Car faire parler la direction financière, en charge du processus budgétaire, et la direction des achats n'est pas chose aisée. Les points d'incompréhension sont en effet nombreux. Ce qui peut constituer un obstacle dans le cadre de l'élaboration du budget: faire confronter deux visions différentes qui n'utilisent pas les mêmes indicateurs est problématique, notamment pour analyser le budget de l'année précédente. "La comptabilité lisse, fait des provisions... Un investissement est amorti sur quatre ans alors que, du côté des achats, on fonctionne sur une année", pointe Bruno Senico, acheteur chez Acticall, groupe spécialisé dans la relation client. La façon d'aborder les investissements n'est donc pas la même d'une direction à l'autre.

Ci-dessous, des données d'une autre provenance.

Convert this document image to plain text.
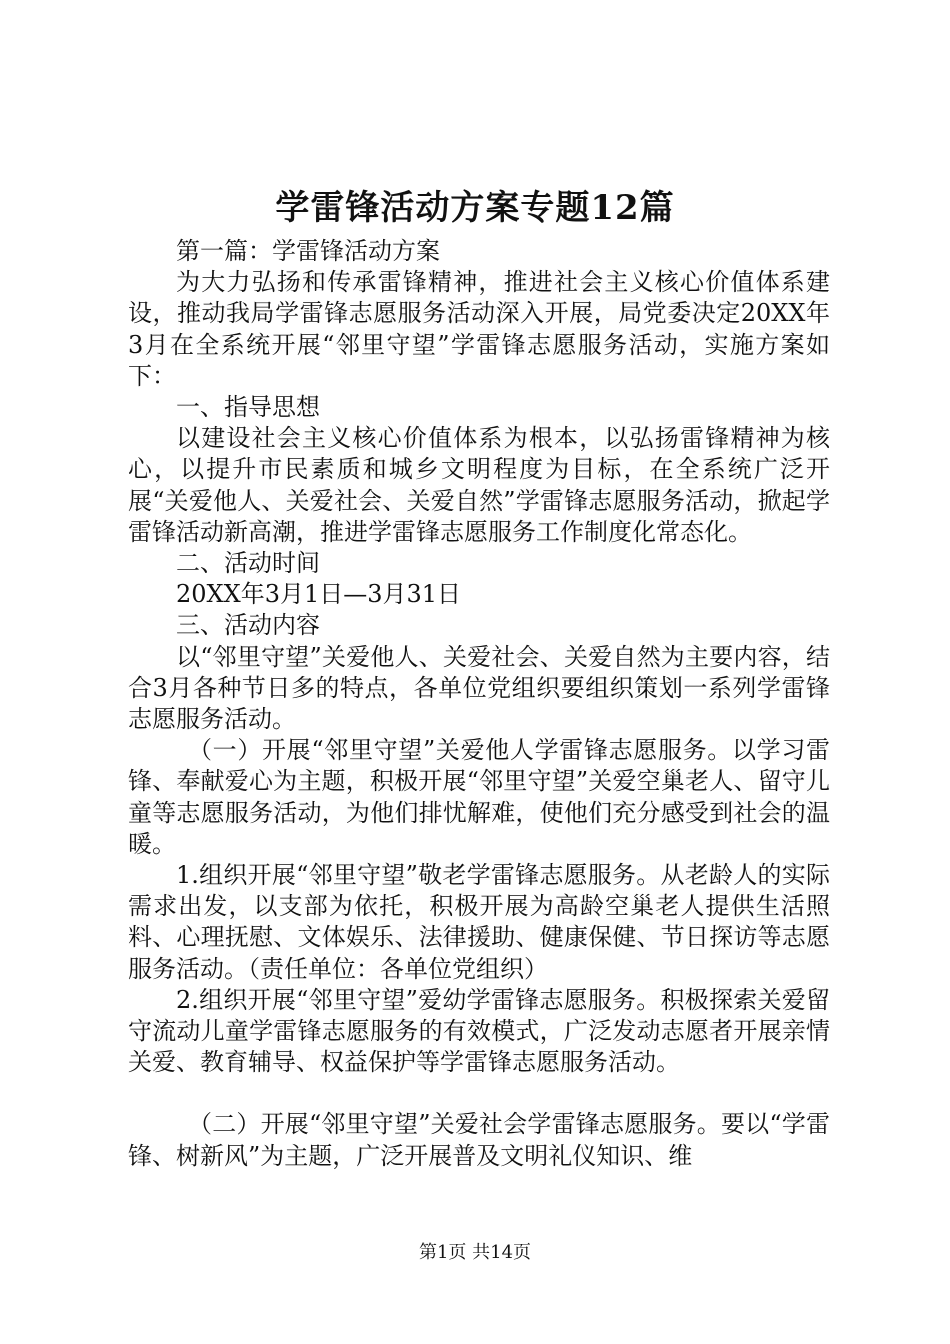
学雷锋活动方案专题12篇

第一篇：学雷锋活动方案

为大力弘扬和传承雷锋精神，推进社会主义核心价值体系建设，推动我局学雷锋志愿服务活动深入开展，局党委决定20XX年3月在全系统开展“邻里守望”学雷锋志愿服务活动，实施方案如下：

一、指导思想

以建设社会主义核心价值体系为根本，以弘扬雷锋精神为核心，以提升市民素质和城乡文明程度为目标，在全系统广泛开展“关爱他人、关爱社会、关爱自然”学雷锋志愿服务活动，掀起学雷锋活动新高潮，推进学雷锋志愿服务工作制度化常态化。

二、活动时间

20XX年3月1日—3月31日

三、活动内容

以“邻里守望”关爱他人、关爱社会、关爱自然为主要内容，结合3月各种节日多的特点，各单位党组织要组织策划一系列学雷锋志愿服务活动。

（一）开展“邻里守望”关爱他人学雷锋志愿服务。以学习雷锋、奉献爱心为主题，积极开展“邻里守望”关爱空巢老人、留守儿童等志愿服务活动，为他们排忧解难，使他们充分感受到社会的温暖。

1.组织开展“邻里守望”敬老学雷锋志愿服务。从老龄人的实际需求出发，以支部为依托，积极开展为高龄空巢老人提供生活照料、心理抚慰、文体娱乐、法律援助、健康保健、节日探访等志愿服务活动。（责任单位：各单位党组织）

2.组织开展“邻里守望”爱幼学雷锋志愿服务。积极探索关爱留守流动儿童学雷锋志愿服务的有效模式，广泛发动志愿者开展亲情关爱、教育辅导、权益保护等学雷锋志愿服务活动。

（二）开展“邻里守望”关爱社会学雷锋志愿服务。要以“学雷锋、树新风”为主题，广泛开展普及文明礼仪知识、维

第1页 共14页
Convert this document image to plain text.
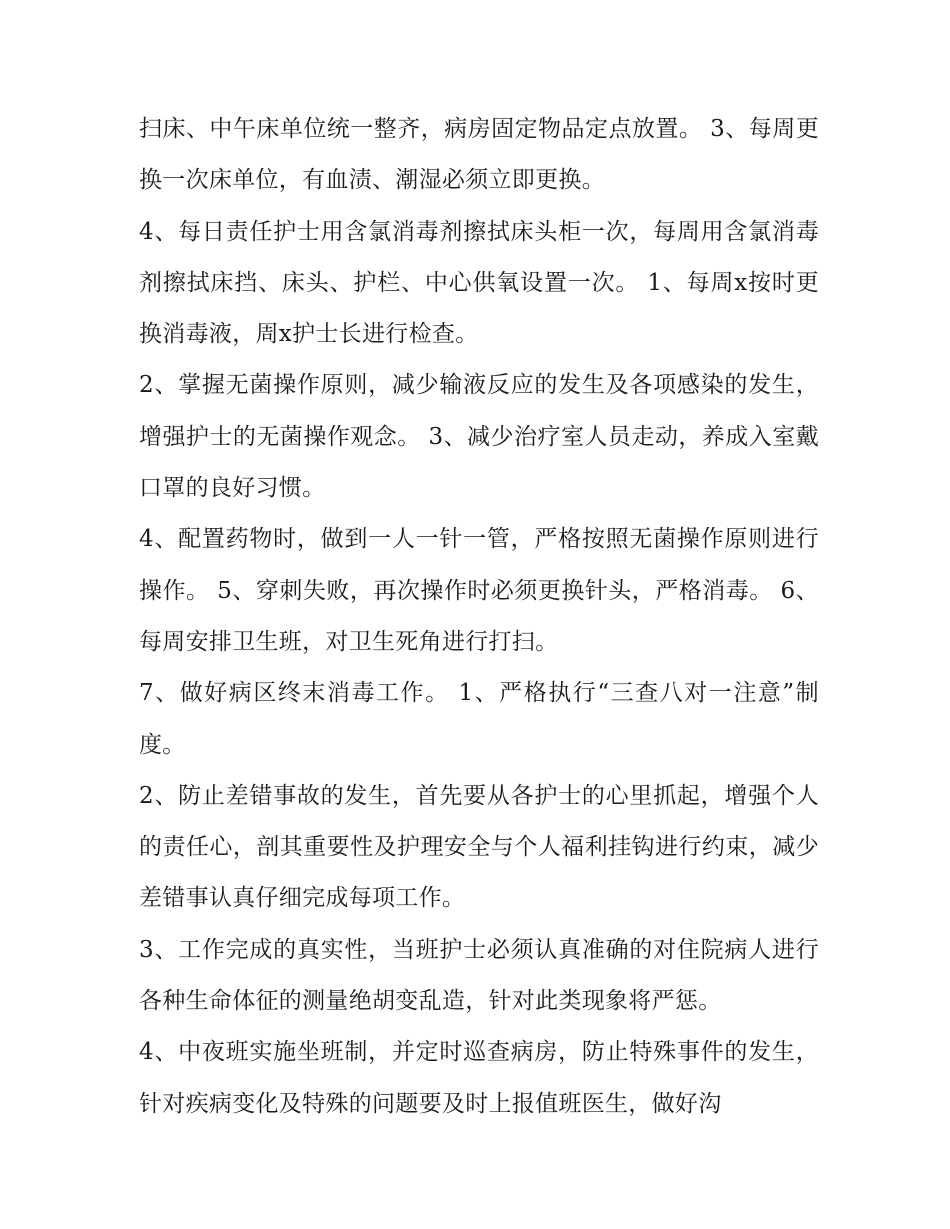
扫床、中午床单位统一整齐，病房固定物品定点放置。 3、每周更换一次床单位，有血渍、潮湿必须立即更换。

4、每日责任护士用含氯消毒剂擦拭床头柜一次，每周用含氯消毒剂擦拭床挡、床头、护栏、中心供氧设置一次。 1、每周x按时更换消毒液，周x护士长进行检查。

2、掌握无菌操作原则，减少输液反应的发生及各项感染的发生，增强护士的无菌操作观念。 3、减少治疗室人员走动，养成入室戴口罩的良好习惯。

4、配置药物时，做到一人一针一管，严格按照无菌操作原则进行操作。 5、穿刺失败，再次操作时必须更换针头，严格消毒。 6、每周安排卫生班，对卫生死角进行打扫。

7、做好病区终末消毒工作。 1、严格执行“三查八对一注意”制度。

2、防止差错事故的发生，首先要从各护士的心里抓起，增强个人的责任心，剖其重要性及护理安全与个人福利挂钩进行约束，减少差错事认真仔细完成每项工作。

3、工作完成的真实性，当班护士必须认真准确的对住院病人进行各种生命体征的测量绝胡变乱造，针对此类现象将严惩。

4、中夜班实施坐班制，并定时巡查病房，防止特殊事件的发生，针对疾病变化及特殊的问题要及时上报值班医生，做好沟
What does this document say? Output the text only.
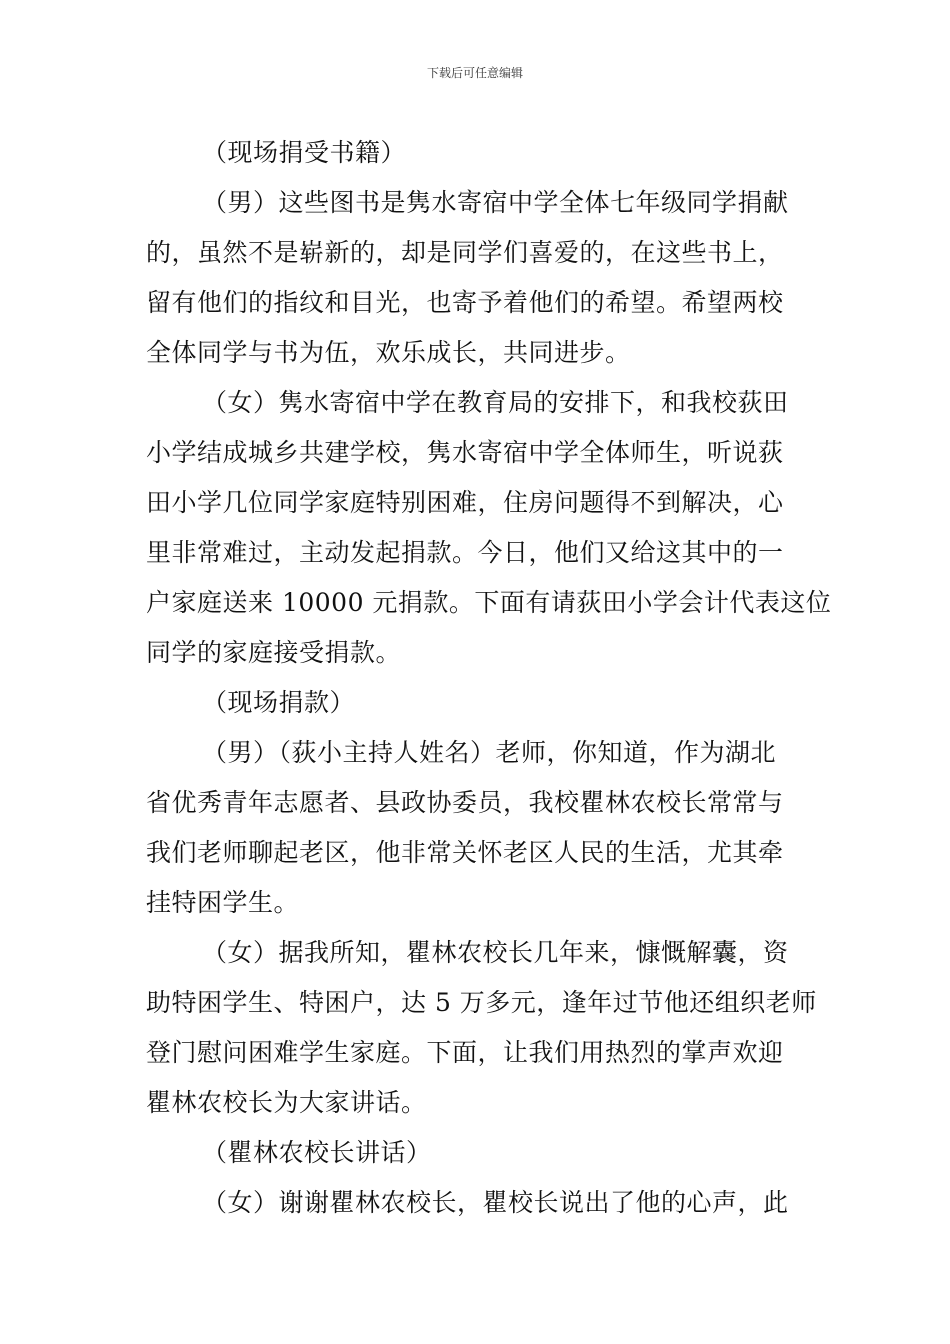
下载后可任意编辑
（现场捐受书籍）
（男）这些图书是隽水寄宿中学全体七年级同学捐献
的，虽然不是崭新的，却是同学们喜爱的，在这些书上，
留有他们的指纹和目光，也寄予着他们的希望。希望两校
全体同学与书为伍，欢乐成长，共同进步。
（女）隽水寄宿中学在教育局的安排下，和我校荻田
小学结成城乡共建学校，隽水寄宿中学全体师生，听说荻
田小学几位同学家庭特别困难，住房问题得不到解决，心
里非常难过，主动发起捐款。今日，他们又给这其中的一
户家庭送来 10000 元捐款。下面有请荻田小学会计代表这位
同学的家庭接受捐款。
（现场捐款）
（男）（荻小主持人姓名）老师，你知道，作为湖北
省优秀青年志愿者、县政协委员，我校瞿林农校长常常与
我们老师聊起老区，他非常关怀老区人民的生活，尤其牵
挂特困学生。
（女）据我所知，瞿林农校长几年来，慷慨解囊，资
助特困学生、特困户，达 5 万多元，逢年过节他还组织老师
登门慰问困难学生家庭。下面，让我们用热烈的掌声欢迎
瞿林农校长为大家讲话。
（瞿林农校长讲话）
（女）谢谢瞿林农校长，瞿校长说出了他的心声，此
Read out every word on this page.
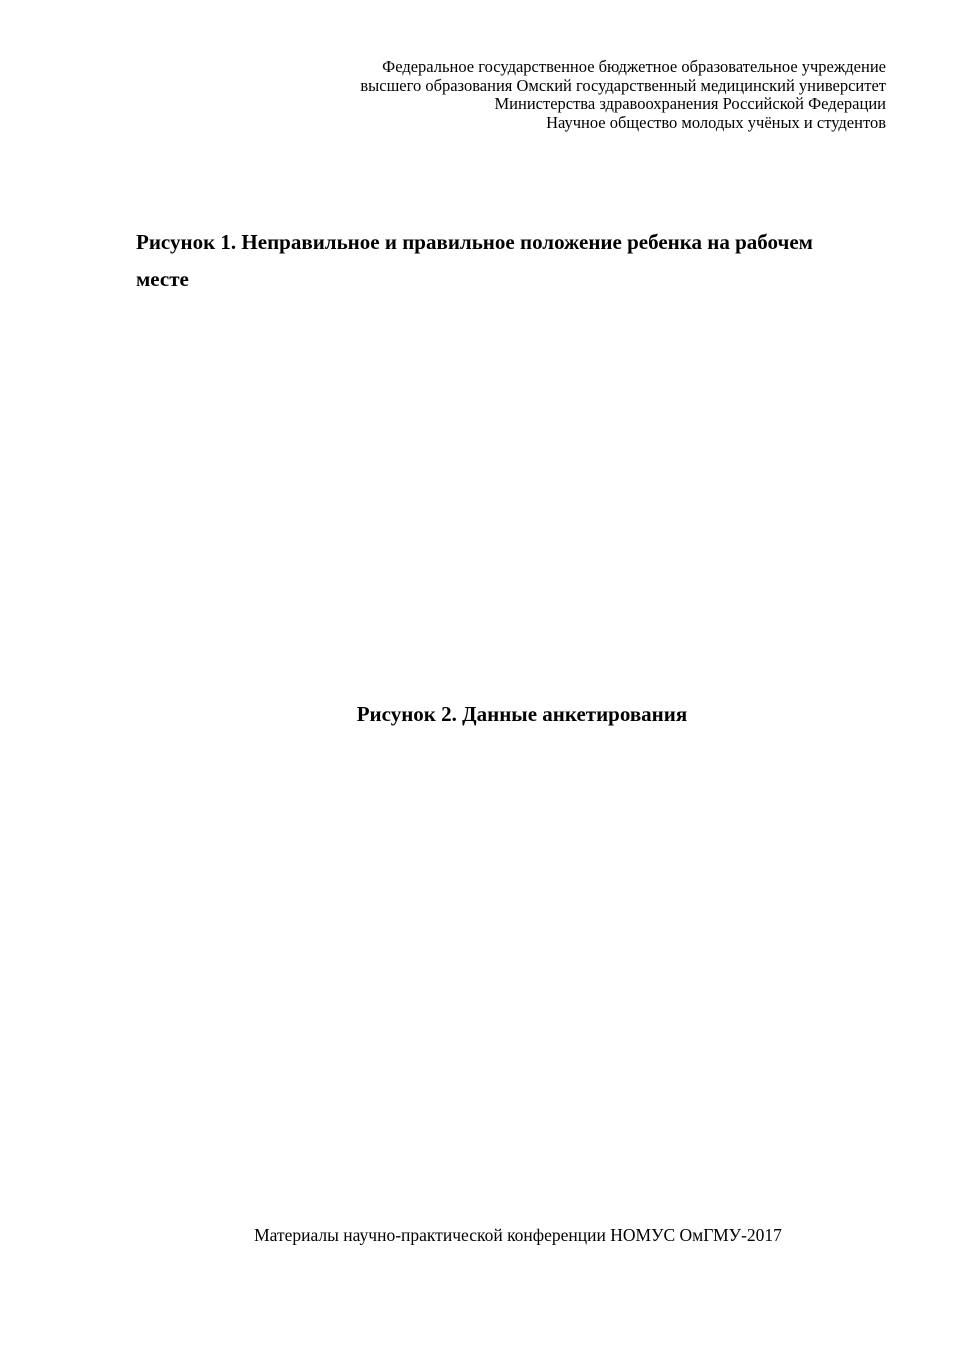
Федеральное государственное бюджетное образовательное учреждение
высшего образования Омский государственный медицинский университет
Министерства здравоохранения Российской Федерации
Научное общество молодых учёных и студентов
Рисунок 1. Неправильное и правильное положение ребенка на рабочем
месте
Рисунок 2. Данные анкетирования
Материалы научно-практической конференции НОМУС ОмГМУ-2017
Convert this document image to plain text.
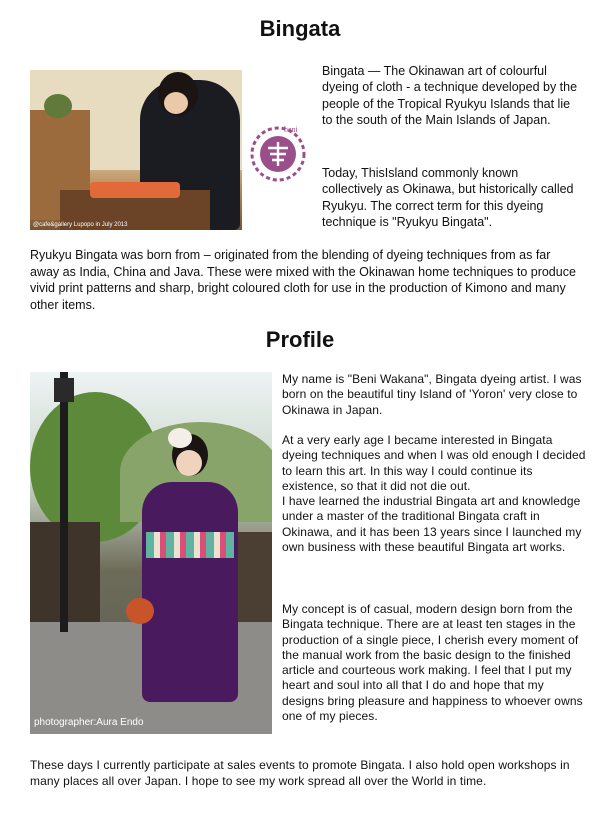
Bingata
@cafe&gallery Lupopo in July 2013
beni

Bingata — The Okinawan art of colourful dyeing of cloth - a technique developed by the people of the Tropical Ryukyu Islands that lie to the south of the Main Islands of Japan.

Today, ThisIsland commonly known collectively as Okinawa, but historically called Ryukyu. The correct term for this dyeing technique is "Ryukyu Bingata".

Ryukyu Bingata was born from – originated from the blending of dyeing techniques from as far away as India, China and Java. These were mixed with the Okinawan home techniques to produce vivid print patterns and sharp, bright coloured cloth for use in the production of Kimono and many other items.

Profile
photographer:Aura Endo

My name is "Beni Wakana", Bingata dyeing artist. I was born on the beautiful tiny Island of 'Yoron' very close to Okinawa in Japan.

At a very early age I became interested in Bingata dyeing techniques and when I was old enough I decided to learn this art. In this way I could continue its existence, so that it did not die out.
I have learned the industrial Bingata art and knowledge under a master of the traditional Bingata craft in Okinawa, and it has been 13 years since I launched my own business with these beautiful Bingata art works.

My concept is of casual, modern design born from the Bingata technique. There are at least ten stages in the production of a single piece, I cherish every moment of the manual work from the basic design to the finished article and courteous work making. I feel that I put my heart and soul into all that I do and hope that my designs bring pleasure and happiness to whoever owns one of my pieces.

These days I currently participate at sales events to promote Bingata. I also hold open workshops in many places all over Japan. I hope to see my work spread all over the World in time.
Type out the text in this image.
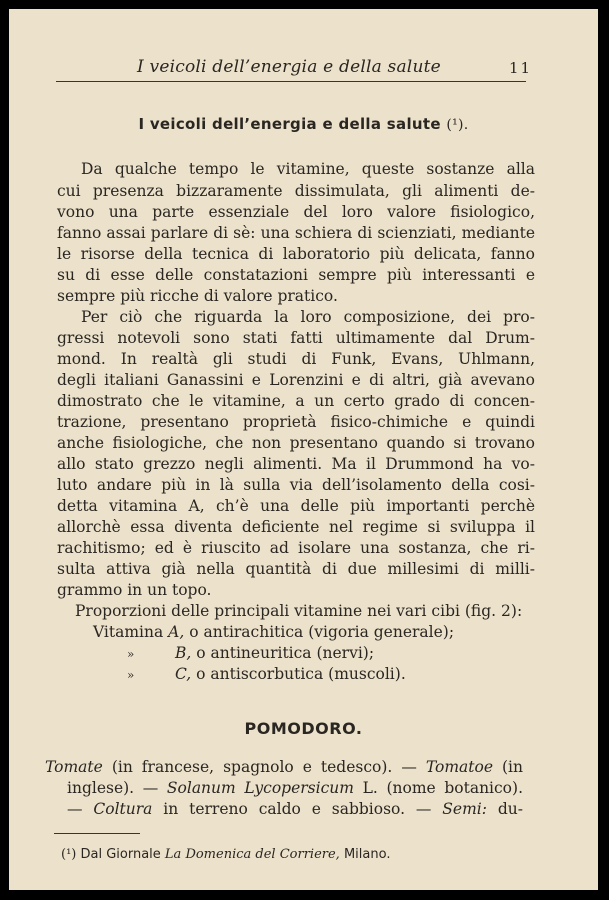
I veicoli dell’energia e della salute	11
I veicoli dell’energia e della salute (¹).
Da qualche tempo le vitamine, queste sostanze alla
cui presenza bizzaramente dissimulata, gli alimenti de-
vono una parte essenziale del loro valore fisiologico,
fanno assai parlare di sè: una schiera di scienziati, mediante
le risorse della tecnica di laboratorio più delicata, fanno
su di esse delle constatazioni sempre più interessanti e
sempre più ricche di valore pratico.
Per ciò che riguarda la loro composizione, dei pro-
gressi notevoli sono stati fatti ultimamente dal Drum-
mond. In realtà gli studi di Funk, Evans, Uhlmann,
degli italiani Ganassini e Lorenzini e di altri, già avevano
dimostrato che le vitamine, a un certo grado di concen-
trazione, presentano proprietà fisico-chimiche e quindi
anche fisiologiche, che non presentano quando si trovano
allo stato grezzo negli alimenti. Ma il Drummond ha vo-
luto andare più in là sulla via dell’isolamento della cosi-
detta vitamina A, ch’è una delle più importanti perchè
allorchè essa diventa deficiente nel regime si sviluppa il
rachitismo; ed è riuscito ad isolare una sostanza, che ri-
sulta attiva già nella quantità di due millesimi di milli-
grammo in un topo.
Proporzioni delle principali vitamine nei vari cibi (fig. 2):
Vitamina A, o antirachitica (vigoria generale);
»	B, o antineuritica (nervi);
»	C, o antiscorbutica (muscoli).
POMODORO.
Tomate (in francese, spagnolo e tedesco). — Tomatoe (in
inglese). — Solanum Lycopersicum L. (nome botanico).
— Coltura in terreno caldo e sabbioso. — Semi: du-
(¹) Dal Giornale La Domenica del Corriere, Milano.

Autre problématique, relevée par une étude prospective menée par SynapsCore et le mastère spécialisé gestion des achats internationaux du groupe Essec - "Enjeux clés à l'interface achats et finance ": si les gains sur les achats directs (c'est-à-dire directement liés à la production) sont généralement traduits directement dans les budgets et apparaissent clairement sur le P&L (profit and loss, c'est-à-dire le compte de résultat), les économies réalisées sur les achats indirects (appelés aussi hors-­production ou frais généraux) sont souvent réallouées dans l'enveloppe budgétaire. Comme le fait remarquer Franck Le Tendre, directeur général de SynerTrade, fournisseur de solutions d'achats pour les entreprises, "le problème des achats est que leurs efforts sont difficiles à identifier: ils dépendent des consommations, de l'évolution des matières premières... Si bien que les gains n'apparaissent pas nécessairement dans le P&L." Difficile, donc, de se rendre compte de la performance des achats sur l'année écoulée.

"La comptabilité lisse, fait des provisions... Un investissement est amorti sur 4 ans alors que côté achats on fonctionne sur une année." (Bruno Senico, acheteur chez Acticall)

Si les visions différentes posent des problèmes pour analyser l'année précédente, elles peuvent aussi représenter un obstacle pour établir le budget à venir, concernant les investissements à réaliser ou non. Tandis que les achats, qui se font l'écho du terrain, défendent les besoins en investissement de chacun, la Daf, qui a une vision plus globale, prend en compte d'autres éléments comme la trésorerie ou encore le fait que les investissements ne doivent pas tous tomber en même temps. Surtout, comme le souligne Patrice Pourchet, responsable pédagogique du mastère spécialisé gestion des achats internationaux de l'Essec, "la direction financière souhaite un contrôle des coûts tandis que la direction achats recherche la qualité".

Le directeur achats met en avant le TCO (total cost of ownership, soit le coût global de possession) des investissements, afin de montrer que, au final, les sous engagés serviront à faire des économies; le Daf fait quant à lui valoir le BFR (besoin en fonds de roulement). Des indicateurs qui devraient parler aussi bien aux achats qu'à la finance.

Si ces incompréhensions posent problème pour établir le budget achats, viennent aussi s'ajouter des difficultés à fiabiliser ce budget. Notamment concernant les coûts non ­récurrents et la volatilité. "Les données peuvent varier pour de nombreuses raisons, poursuit Serge Dautrif. Volatilité des marchés, taux de change, changement de la structure de l'offre... Mais aussi évolutions internes." Sur ces deux sujets, il s'agit d'établir des hypothèses qui doivent être les plus fiables possibles.